Transform X to a cluster-distance space.

In the new space, each dimension is the distance to the cluster centers.

Parameters:

X ({array-like, sparse matrix} of shape (n_samples, n_features)) – New data to transform.

Returns:

X_new – X transformed in the new space.

Return type:

ndarray of shape (n_samples, n_clusters)

Helper Modules

Internal modules for initialization and utilities.

clarans.initialization.initialize_heuristic(X, n_clusters, metric='euclidean')[source]

Initialize medoids using a heuristic approach.

Picks the n_clusters points with the smallest sum distance to every other point.

Parameters:
  • X ({array-like, sparse matrix} of shape (n_samples, n_features)) – The input samples.

  • n_clusters (int) – The number of clusters to form.

  • metric (str or callable, default='euclidean') – The metric to use when calculating distance between instances in a feature array.

Returns:

current_medoids_indices – Indices of the selected medoids in the dataset.

Return type:

ndarray of shape (n_clusters,), dtype int

Notes

This method computes the full pairwise distance matrix and therefore has O(n^2) time and memory complexity.

clarans.initialization.initialize_build(X, n_clusters, metric='euclidean')[source]

Initialize medoids using the PAM BUILD step.

Greedily selects the first medoid that minimizes total distance, then subsequently adds medoids that maximally decrease the total cost.

Parameters:
  • X ({array-like, sparse matrix} of shape (n_samples, n_features)) – The input samples.

  • n_clusters (int) – The number of clusters to form.

  • metric (str or callable, default='euclidean') – The metric to use when calculating distance between instances in a feature array.

Returns:

medoids – Indices of the selected medoids in the dataset.

Return type:

ndarray of shape (n_clusters,), dtype int

clarans.initialization.initialize_k_medoids_plus_plus(X, n_clusters, random_state=None, metric='euclidean', n_local_trials=None)[source]

Initialize medoids using k-medoids++ (similar to k-means++).

Parameters:
  • X ({array-like, sparse matrix} of shape (n_samples, n_features)) – The input samples.

  • n_clusters (int) – The number of clusters to form.

  • random_state (int, RandomState instance or None, default=None) – Determines random number generation for centroid initialization.

  • metric (str or callable, default='euclidean') – The metric to use when calculating distance between instances in a feature array.

  • n_local_trials (int, default=None) – The number of seeding trials for each center (except the first), of which the one reducing inertia the most is greedily chosen.
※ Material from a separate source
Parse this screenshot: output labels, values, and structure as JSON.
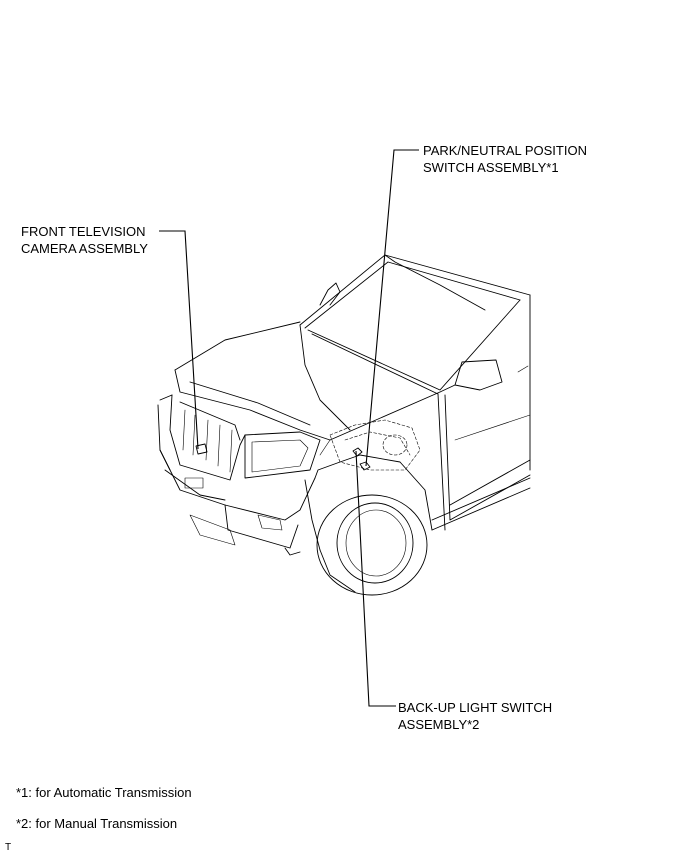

If None, the function uses a small logarithmic default.

Returns:

medoids – Indices of the selected medoids in the dataset.

Return type:

ndarray of shape (n_clusters,), dtype int

Notes

This implementation follows the k-means++ style seeding but uses distances squared and picks medoids (data indices) rather than centroids.

clarans.utils.calculate_cost(X, medoid_indices, metric='euclidean')[source]

Calculate the total cost (sum of distances) for a given set of medoids.

Parameters:
  • X ({array-like, sparse matrix} of shape (n_samples, n_features)) – The input samples.

  • medoid_indices (array-like of shape (n_clusters,)) – Indices of the medoids in the dataset X.

  • metric (str or callable, default='euclidean') – The metric to use when calculating distance between instances.

Returns:

cost – The total sum of distances from each point to its nearest medoid.